I’m trying to run a fairly simple linear regression model with measurement error the response variable. But I’m getting issues with model convergence and am wondering if there’s something obviously wrong with my model specification.
data {
int<lower=0> N; // number of cases
vector[N] y_meas; // measurement of y
real<lower=0> tau; // measurement noise
vector[N] x; // predictor
}
model {
# Priors
alpha ~ normal(0, 10);
beta ~ normal(0, 10);
sigma ~ cauchy(0, 5);
# Model
y ~ normal(mu_y, sigma_y);
y_meas ~ normal(y, tau);
y ~ normal(alpha + x * beta, sigma);
}
Some reproducible data are:
dat <- list(
N=40,
y_meas = c(16.61, 28.97, 24.13, 14.74, 17.66, 13.16, 8.59, 17.47, 12.92, 10.75, 19.26, 14.01, 8.91, 18.02, 11.33, 12.83, 21.26, 16.86, 11.76, 20.91, 15.04, 20.50, 26.47, 13.21, 13.59, 22.42, 10.57, 12.61, 17.95, 10.96, 16.54, 26.33, 21.75, 14.22, 20.60, 16.71, 17.86, 15.24, 14.87),
x = c(35, 60, 100, 35, 60, 100, 35, 60, 100, 35, 60, 100, 35, 60, 100, 35, 60, 100, 35, 60, 100, 35, 60, 100, 35, 60, 100, 35, 60, 100, 35, 60, 100, 35, 60, 100, 35, 35, 35, 35)
)
And the model call I use is:
stan(file = "sample-model.stan", data = dat,
iter = 4000,
control=list(adapt_delta=0.95,
max_treedepth=13),
chains = 3)
Example model output are:
Warning messages:
1: There were 191 divergent transitions after warmup. Increasing adapt_delta above 0.95 may help. See
http://mc-stan.org/misc/warnings.html#divergent-transitions-after-warmup
2: There were 8 transitions after warmup that exceeded the maximum treedepth. Increase max_treedepth above 13. See
http://mc-stan.org/misc/warnings.html#maximum-treedepth-exceeded
3: There were 3 chains where the estimated Bayesian Fraction of Missing Information was low. See
http://mc-stan.org/misc/warnings.html#bfmi-low
4: Examine the pairs() plot to diagnose sampling problems
5: The largest R-hat is 3.46, indicating chains have not mixed.
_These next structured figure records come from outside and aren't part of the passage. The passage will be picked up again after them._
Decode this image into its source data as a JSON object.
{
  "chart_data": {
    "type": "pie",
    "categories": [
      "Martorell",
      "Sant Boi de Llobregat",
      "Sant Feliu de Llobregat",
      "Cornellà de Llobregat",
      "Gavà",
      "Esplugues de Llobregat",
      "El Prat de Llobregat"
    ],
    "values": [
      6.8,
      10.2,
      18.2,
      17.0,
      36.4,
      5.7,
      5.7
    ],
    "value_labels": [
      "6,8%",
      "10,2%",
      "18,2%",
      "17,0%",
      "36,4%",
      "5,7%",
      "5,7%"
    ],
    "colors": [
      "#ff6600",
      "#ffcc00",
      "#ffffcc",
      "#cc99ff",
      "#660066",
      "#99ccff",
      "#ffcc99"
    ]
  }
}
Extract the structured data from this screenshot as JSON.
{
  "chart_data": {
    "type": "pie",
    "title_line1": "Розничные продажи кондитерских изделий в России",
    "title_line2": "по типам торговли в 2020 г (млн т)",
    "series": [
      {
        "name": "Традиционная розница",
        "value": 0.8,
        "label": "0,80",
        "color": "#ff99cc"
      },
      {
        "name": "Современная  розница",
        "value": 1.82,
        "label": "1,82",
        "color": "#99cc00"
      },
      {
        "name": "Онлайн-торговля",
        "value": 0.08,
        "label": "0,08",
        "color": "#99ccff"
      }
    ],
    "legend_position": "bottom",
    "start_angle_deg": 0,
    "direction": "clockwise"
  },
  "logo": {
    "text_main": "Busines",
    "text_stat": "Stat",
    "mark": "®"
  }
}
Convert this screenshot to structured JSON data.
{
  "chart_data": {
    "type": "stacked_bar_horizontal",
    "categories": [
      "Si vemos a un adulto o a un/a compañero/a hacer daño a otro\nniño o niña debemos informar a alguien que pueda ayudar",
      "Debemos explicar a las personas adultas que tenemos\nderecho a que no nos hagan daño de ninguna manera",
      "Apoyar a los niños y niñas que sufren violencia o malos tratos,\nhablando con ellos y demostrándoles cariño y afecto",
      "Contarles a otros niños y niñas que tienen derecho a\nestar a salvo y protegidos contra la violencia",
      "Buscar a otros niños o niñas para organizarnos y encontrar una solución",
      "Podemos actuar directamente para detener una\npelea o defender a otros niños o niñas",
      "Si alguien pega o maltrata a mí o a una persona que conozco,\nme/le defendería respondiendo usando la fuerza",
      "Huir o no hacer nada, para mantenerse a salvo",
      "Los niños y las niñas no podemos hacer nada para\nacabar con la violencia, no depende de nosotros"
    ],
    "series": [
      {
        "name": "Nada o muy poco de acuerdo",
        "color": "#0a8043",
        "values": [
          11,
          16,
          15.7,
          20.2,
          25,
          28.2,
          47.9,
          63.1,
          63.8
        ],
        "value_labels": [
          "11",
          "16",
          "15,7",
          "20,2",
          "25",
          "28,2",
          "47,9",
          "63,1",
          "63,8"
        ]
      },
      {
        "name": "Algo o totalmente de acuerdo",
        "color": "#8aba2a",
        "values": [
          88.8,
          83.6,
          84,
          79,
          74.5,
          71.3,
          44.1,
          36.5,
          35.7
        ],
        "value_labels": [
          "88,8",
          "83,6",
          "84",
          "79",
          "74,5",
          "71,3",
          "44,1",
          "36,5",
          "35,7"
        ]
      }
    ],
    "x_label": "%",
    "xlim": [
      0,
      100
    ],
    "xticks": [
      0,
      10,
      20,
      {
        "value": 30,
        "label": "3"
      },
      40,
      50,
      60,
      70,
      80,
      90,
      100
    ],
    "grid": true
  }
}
Running the chains for more iterations may help. See
http://mc-stan.org/misc/warnings.html#r-hat
6: Bulk Effective Samples Size (ESS) is too low, indicating posterior means and medians may be unreliable.
Running the chains for more iterations may help. See
http://mc-stan.org/misc/warnings.html#bulk-ess
7: Tail Effective Samples Size (ESS) is too low, indicating posterior variances and tail quantiles may be unreliable.
Running the chains for more iterations may help. See
http://mc-stan.org/misc/warnings.html#tail-ess
Here are the parameter stats:
print(m2,pars=c("alpha","beta","sigma"))
Inference for Stan model: polynomial_meas-err_uni.
3 chains, each with iter=4000; warmup=2000; thin=1;
post-warmup draws per chain=2000, total post-warmup draws=6000.
mean se_mean sd 2.5% 25% 50% 75% 97.5% n_eff Rhat
alpha 3.53 0.92 1.13 2.53 2.53 2.96 5.11 5.11 2 92701.63
beta 0.00 0.00 0.00 0.00 0.00 0.00 0.00 0.00 141 1.02
sigma 0.00 0.00 0.00 0.00 0.00 0.00 0.00 0.00 2 152.15
Samples were drawn using NUTS(diag_e) at Wed Apr 15 14:13:49 2020.
For each parameter, n_eff is a crude measure of effective sample size,
and Rhat is the potential scale reduction factor on split chains (at
convergence, Rhat=1).
Is there something obvious that I’m doing wrong with model specification? Or is it generally not advised to have a measurement error model for a response variable?